By Kelly Crawford
NIPISSING FIRST NATION – Neil Debassige gave Chiefs, education leaders, and delegates at the Special Assembly on Education, November 13 and 14 at Nipissing First Nation, an inspiring, concrete example of why Anishinaabe education and First Nation control of First Nation education is foundational to Anishinaabe student success. Debassige and others describe Anishinaabe education as “growing” the whole child by nurturing students mentally, physically, emotionally, and spiritually.
“The united approach is the way to change First Nations education. We decided that the fundamental purpose of the school was going to shift from teaching to learning.”
Debassige explained that in M’Chigeeng First Nation, they decided to make a paradigm shift to put the focus on the learner.
“The paradigm involves remembering three numbers: 6.3.1.”
Ten years ago M’Chigeeng decided to opt into the six characteristics of a professional learning community, three questions and one big idea. Debassige explained that developing capacity within our people is key. Capacity development leads to the positions within the education system being filled by our own people to tackle the problems in the education system from a First Nations perspective.
“We have made a difference. We know we have come a long way from the residential school system. Our people have made that difference.”
The creation of a professional learning community focused on six characteristics: A shared mission, vision, values and goals; collaborative teams; collective inquiry; action orientation/experimentation; continuous quality improvement; and results orientation.
The three key questions are: What does a successful First Nation student look like? How do we know they are learning? What do we do when they don’t get there? Collectively, these questions begin to define key components in curriculum, assessment/evaluation, and developing an alternative plan.
“We have to be prepared to learn from our mistakes and be prepared to abandon those things that didn’t work in the past,” explained Debassige. “We have to figure out a way to fund our programs so that we educate the whole child.”
Debassige explained that students learn through active movement. “We need to do things in our schools with our students that use both sides of the brain. In order to do that, we need to use both sides of the brain… ” Debassige stressed that programming for the whole student needs to be addressed with the agreements. “There are no short cuts.”

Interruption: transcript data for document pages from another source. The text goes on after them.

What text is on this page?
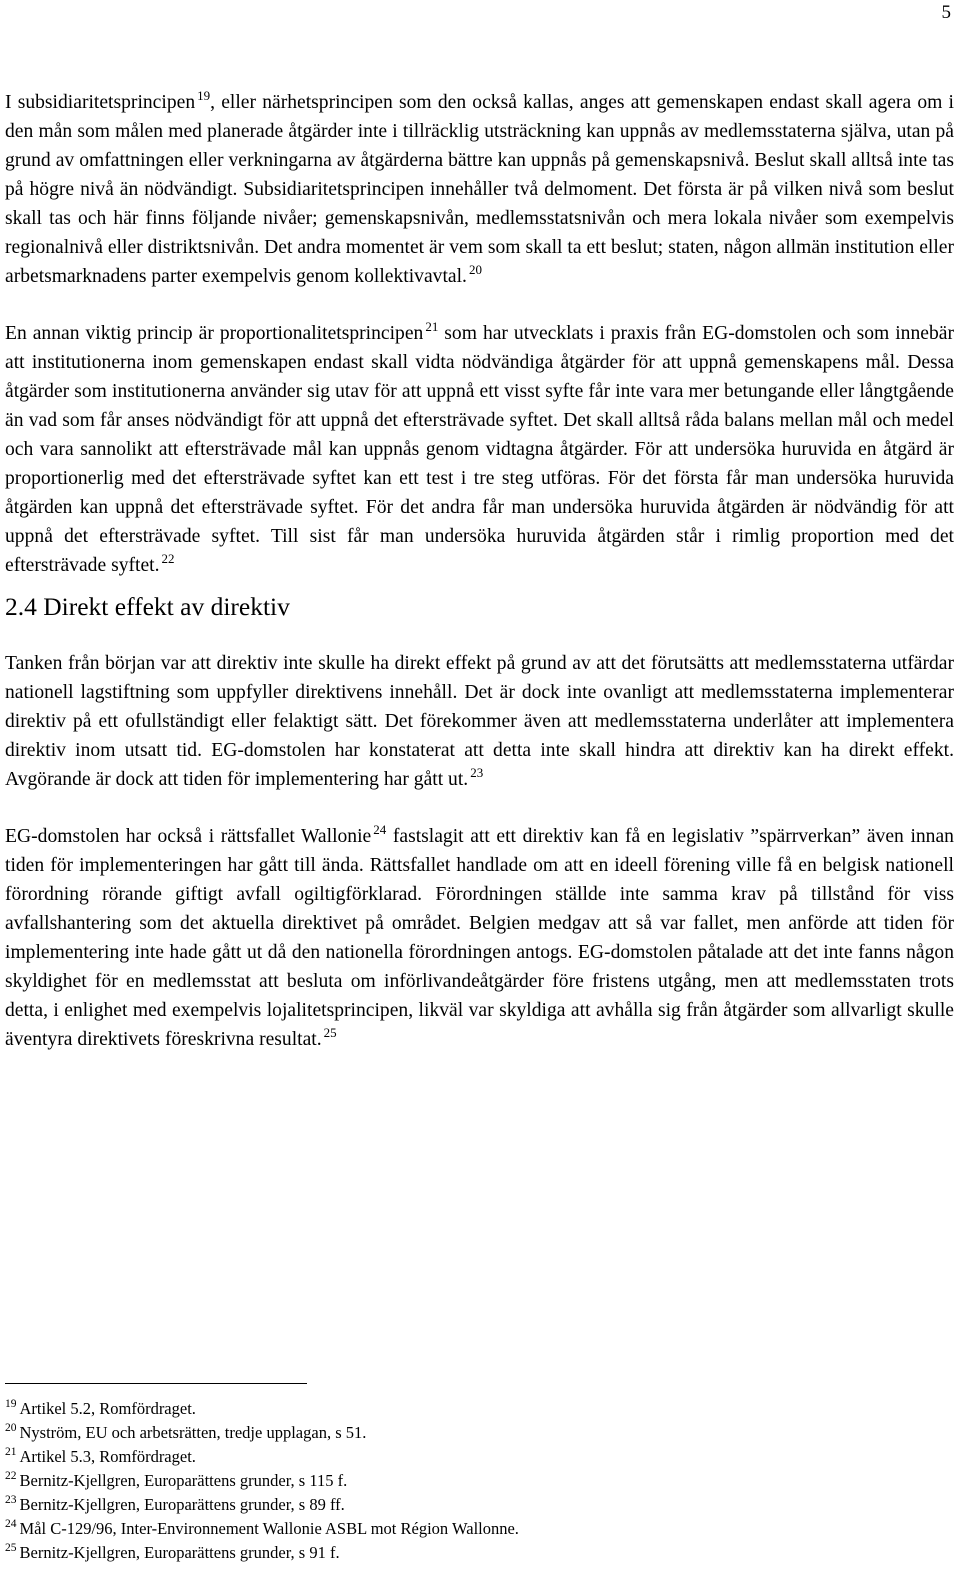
5

I subsidiaritetsprincipen $^{19}$, eller närhetsprincipen som den också kallas, anges att gemenskapen endast skall agera om i den mån som målen med planerade åtgärder inte i tillräcklig utsträckning kan uppnås av medlemsstaterna själva, utan på grund av omfattningen eller verkningarna av åtgärderna bättre kan uppnås på gemenskapsnivå. Beslut skall alltså inte tas på högre nivå än nödvändigt. Subsidiaritetsprincipen innehåller två delmoment. Det första är på vilken nivå som beslut skall tas och här finns följande nivåer; gemenskapsnivån, medlemsstatsnivån och mera lokala nivåer som exempelvis regionalnivå eller distriktsnivån. Det andra momentet är vem som skall ta ett beslut; staten, någon allmän institution eller arbetsmarknadens parter exempelvis genom kollektivavtal. $^{20}$

En annan viktig princip är proportionalitetsprincipen $^{21}$ som har utvecklats i praxis från EG-domstolen och som innebär att institutionerna inom gemenskapen endast skall vidta nödvändiga åtgärder för att uppnå gemenskapens mål. Dessa åtgärder som institutionerna använder sig utav för att uppnå ett visst syfte får inte vara mer betungande eller långtgående än vad som får anses nödvändigt för att uppnå det eftersträvade syftet. Det skall alltså råda balans mellan mål och medel och vara sannolikt att eftersträvade mål kan uppnås genom vidtagna åtgärder. För att undersöka huruvida en åtgärd är proportionerlig med det eftersträvade syftet kan ett test i tre steg utföras. För det första får man undersöka huruvida åtgärden kan uppnå det eftersträvade syftet. För det andra får man undersöka huruvida åtgärden är nödvändig för att uppnå det eftersträvade syftet. Till sist får man undersöka huruvida åtgärden står i rimlig proportion med det eftersträvade syftet. $^{22}$

2.4 Direkt effekt av direktiv

Tanken från början var att direktiv inte skulle ha direkt effekt på grund av att det förutsätts att medlemsstaterna utfärdar nationell lagstiftning som uppfyller direktivens innehåll. Det är dock inte ovanligt att medlemsstaterna implementerar direktiv på ett ofullständigt eller felaktigt sätt. Det förekommer även att medlemsstaterna underlåter att implementera direktiv inom utsatt tid. EG-domstolen har konstaterat att detta inte skall hindra att direktiv kan ha direkt effekt. Avgörande är dock att tiden för implementering har gått ut. $^{23}$

EG-domstolen har också i rättsfallet Wallonie $^{24}$ fastslagit att ett direktiv kan få en legislativ ”spärrverkan” även innan tiden för implementeringen har gått till ända. Rättsfallet handlade om att en ideell förening ville få en belgisk nationell förordning rörande giftigt avfall ogiltigförklarad. Förordningen ställde inte samma krav på tillstånd för viss avfallshantering som det aktuella direktivet på området. Belgien medgav att så var fallet, men anförde att tiden för implementering inte hade gått ut då den nationella förordningen antogs. EG-domstolen påtalade att det inte fanns någon skyldighet för en medlemsstat att besluta om införlivandeåtgärder före fristens utgång, men att medlemsstaten trots detta, i enlighet med exempelvis lojalitetsprincipen, likväl var skyldiga att avhålla sig från åtgärder som allvarligt skulle äventyra direktivets föreskrivna resultat. $^{25}$

$^{19}$ Artikel 5.2, Romfördraget.
$^{20}$ Nyström, EU och arbetsrätten, tredje upplagan, s 51.
$^{21}$ Artikel 5.3, Romfördraget.
$^{22}$ Bernitz-Kjellgren, Europarättens grunder, s 115 f.
$^{23}$ Bernitz-Kjellgren, Europarättens grunder, s 89 ff.
$^{24}$ Mål C-129/96, Inter-Environnement Wallonie ASBL mot Région Wallonne.
$^{25}$ Bernitz-Kjellgren, Europarättens grunder, s 91 f.
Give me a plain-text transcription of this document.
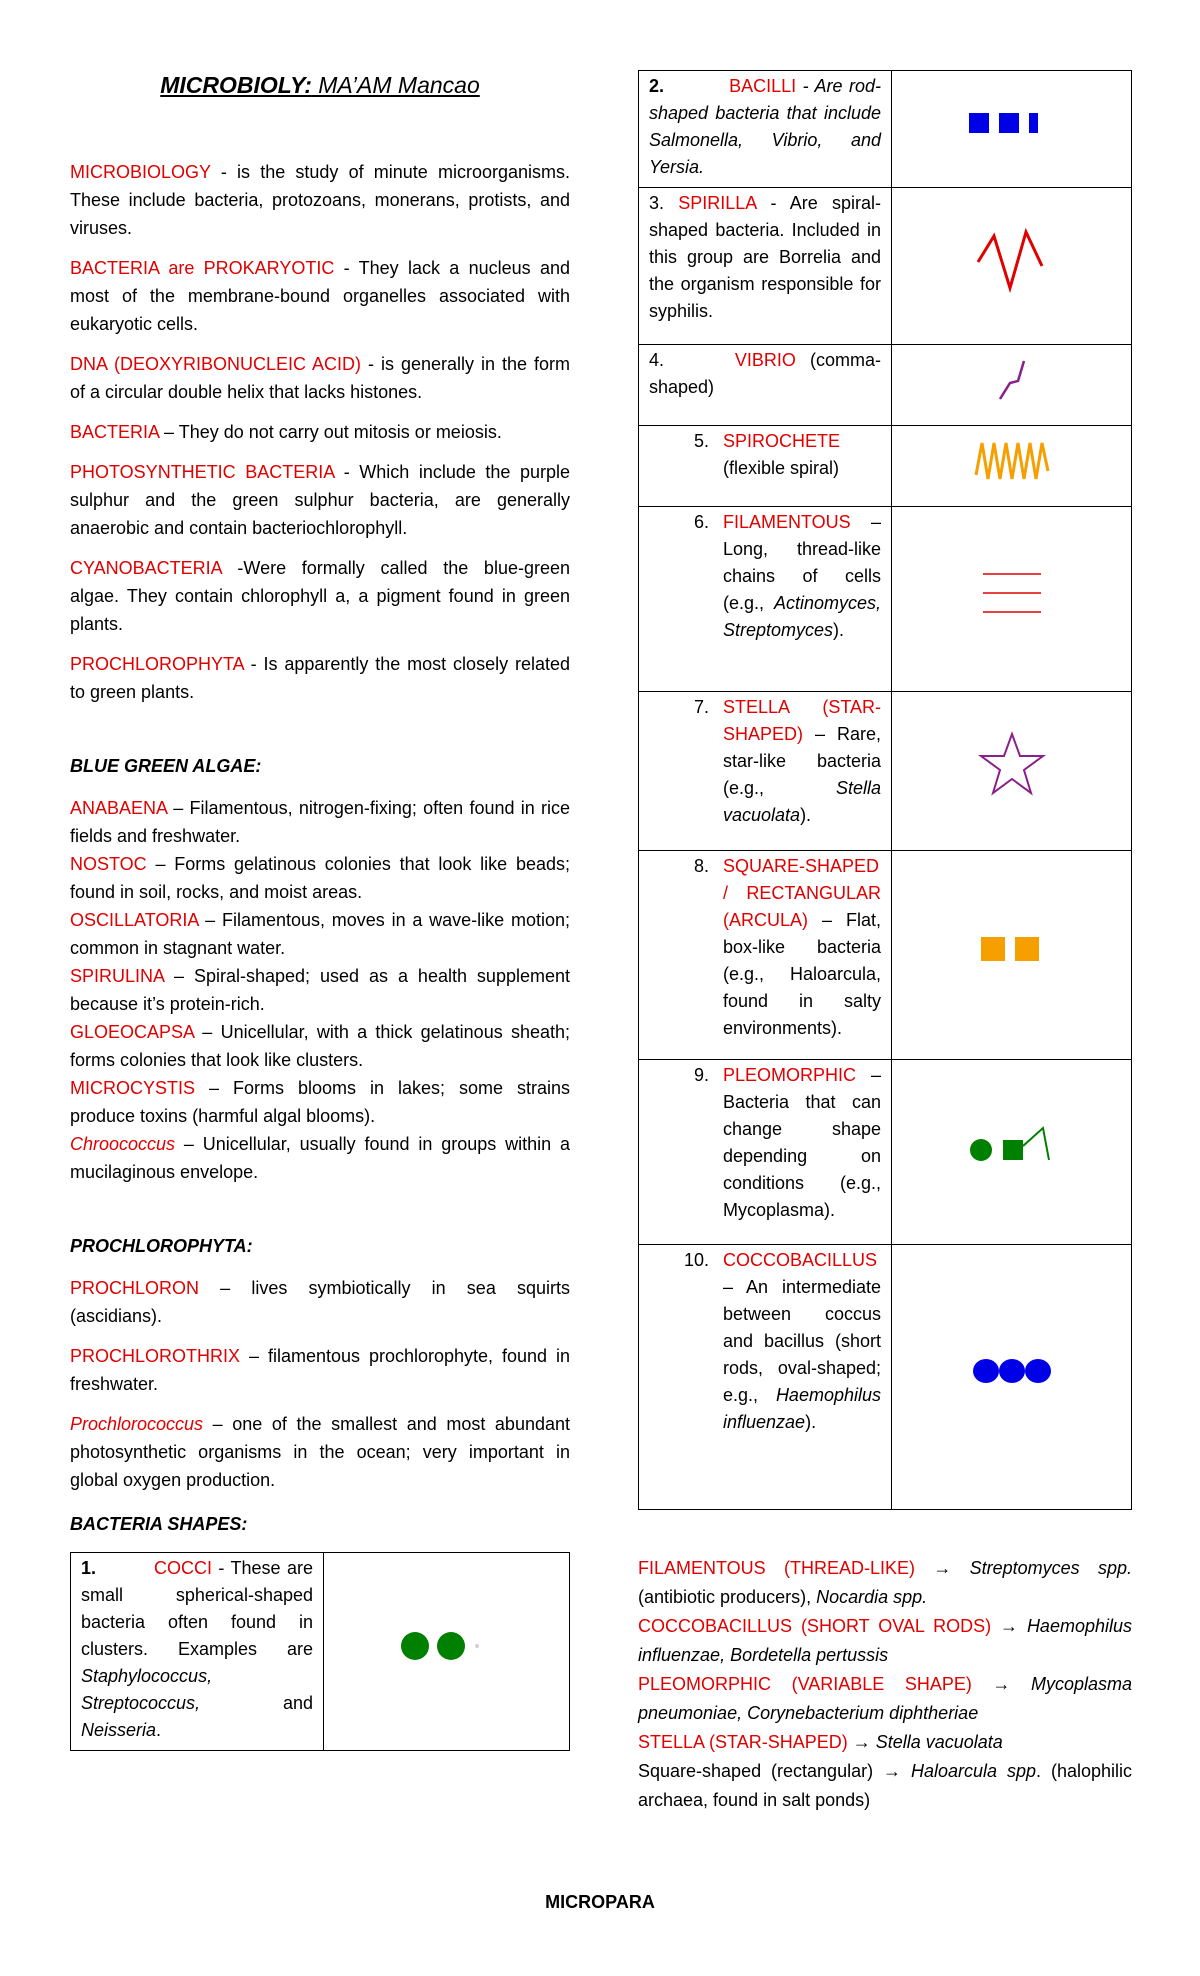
MICROBIOLY: MA’AM Mancao

MICROBIOLOGY - is the study of minute microorganisms. These include bacteria, protozoans, monerans, protists, and viruses.

BACTERIA are PROKARYOTIC - They lack a nucleus and most of the membrane-bound organelles associated with eukaryotic cells.

DNA (DEOXYRIBONUCLEIC ACID) - is generally in the form of a circular double helix that lacks histones.

BACTERIA – They do not carry out mitosis or meiosis.

PHOTOSYNTHETIC BACTERIA - Which include the purple sulphur and the green sulphur bacteria, are generally anaerobic and contain bacteriochlorophyll.

CYANOBACTERIA -Were formally called the blue-green algae. They contain chlorophyll a, a pigment found in green plants.

PROCHLOROPHYTA - Is apparently the most closely related to green plants.

BLUE GREEN ALGAE:

ANABAENA – Filamentous, nitrogen-fixing; often found in rice fields and freshwater.

NOSTOC – Forms gelatinous colonies that look like beads; found in soil, rocks, and moist areas.

OSCILLATORIA – Filamentous, moves in a wave-like motion; common in stagnant water.

SPIRULINA – Spiral-shaped; used as a health supplement because it’s protein-rich.

GLOEOCAPSA – Unicellular, with a thick gelatinous sheath; forms colonies that look like clusters.

MICROCYSTIS – Forms blooms in lakes; some strains produce toxins (harmful algal blooms).

Chroococcus – Unicellular, usually found in groups within a mucilaginous envelope.

PROCHLOROPHYTA:

PROCHLORON – lives symbiotically in sea squirts (ascidians).

PROCHLOROTHRIX – filamentous prochlorophyte, found in freshwater.

Prochlorococcus – one of the smallest and most abundant photosynthetic organisms in the ocean; very important in global oxygen production.

BACTERIA SHAPES:
1.	COCCI - These are small spherical-shaped bacteria often found in clusters. Examples are Staphylococcus, Streptococcus, and Neisseria.	
2. BACILLI - Are rod-shaped bacteria that include Salmonella, Vibrio, and Yersia.	
3. SPIRILLA - Are spiral-shaped bacteria. Included in this group are Borrelia and the organism responsible for syphilis.	
4. VIBRIO (comma-shaped)	

5. SPIROCHETE
(flexible spiral)

6. FILAMENTOUS – Long, thread-like chains of cells (e.g., Actinomyces, Streptomyces).

7. STELLA (STAR-SHAPED) – Rare, star-like bacteria (e.g., Stella vacuolata).

8. SQUARE-SHAPED / RECTANGULAR (ARCULA) – Flat, box-like bacteria (e.g., Haloarcula, found in salty environments).

9. PLEOMORPHIC – Bacteria that can change shape depending on conditions (e.g., Mycoplasma).

10. COCCOBACILLUS – An intermediate between coccus and bacillus (short rods, oval-shaped; e.g., Haemophilus influenzae).

FILAMENTOUS (THREAD-LIKE) → Streptomyces spp. (antibiotic producers), Nocardia spp.

COCCOBACILLUS (SHORT OVAL RODS) → Haemophilus influenzae, Bordetella pertussis

PLEOMORPHIC (VARIABLE SHAPE) → Mycoplasma pneumoniae, Corynebacterium diphtheriae

STELLA (STAR-SHAPED) → Stella vacuolata

Square-shaped (rectangular) → Haloarcula spp. (halophilic archaea, found in salt ponds)

MICROPARA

Neil Debassige serves as Principal and Department Manager (Education Coordinator) at Lakeview School and the M’Chigeeng Education Department in his home community of M’Chigeeng. He holds a B.Sc. from McMaster University, B.Ed from Brock University and a M.A. – Educational Leadership and Administration from San Diego State University. Debassige continues to reinforce the bridges between the Day Care, Elementary, Secondary, and Post-Secondary programs in M’Chigeeng’s journey to becoming a Professional Learning Community.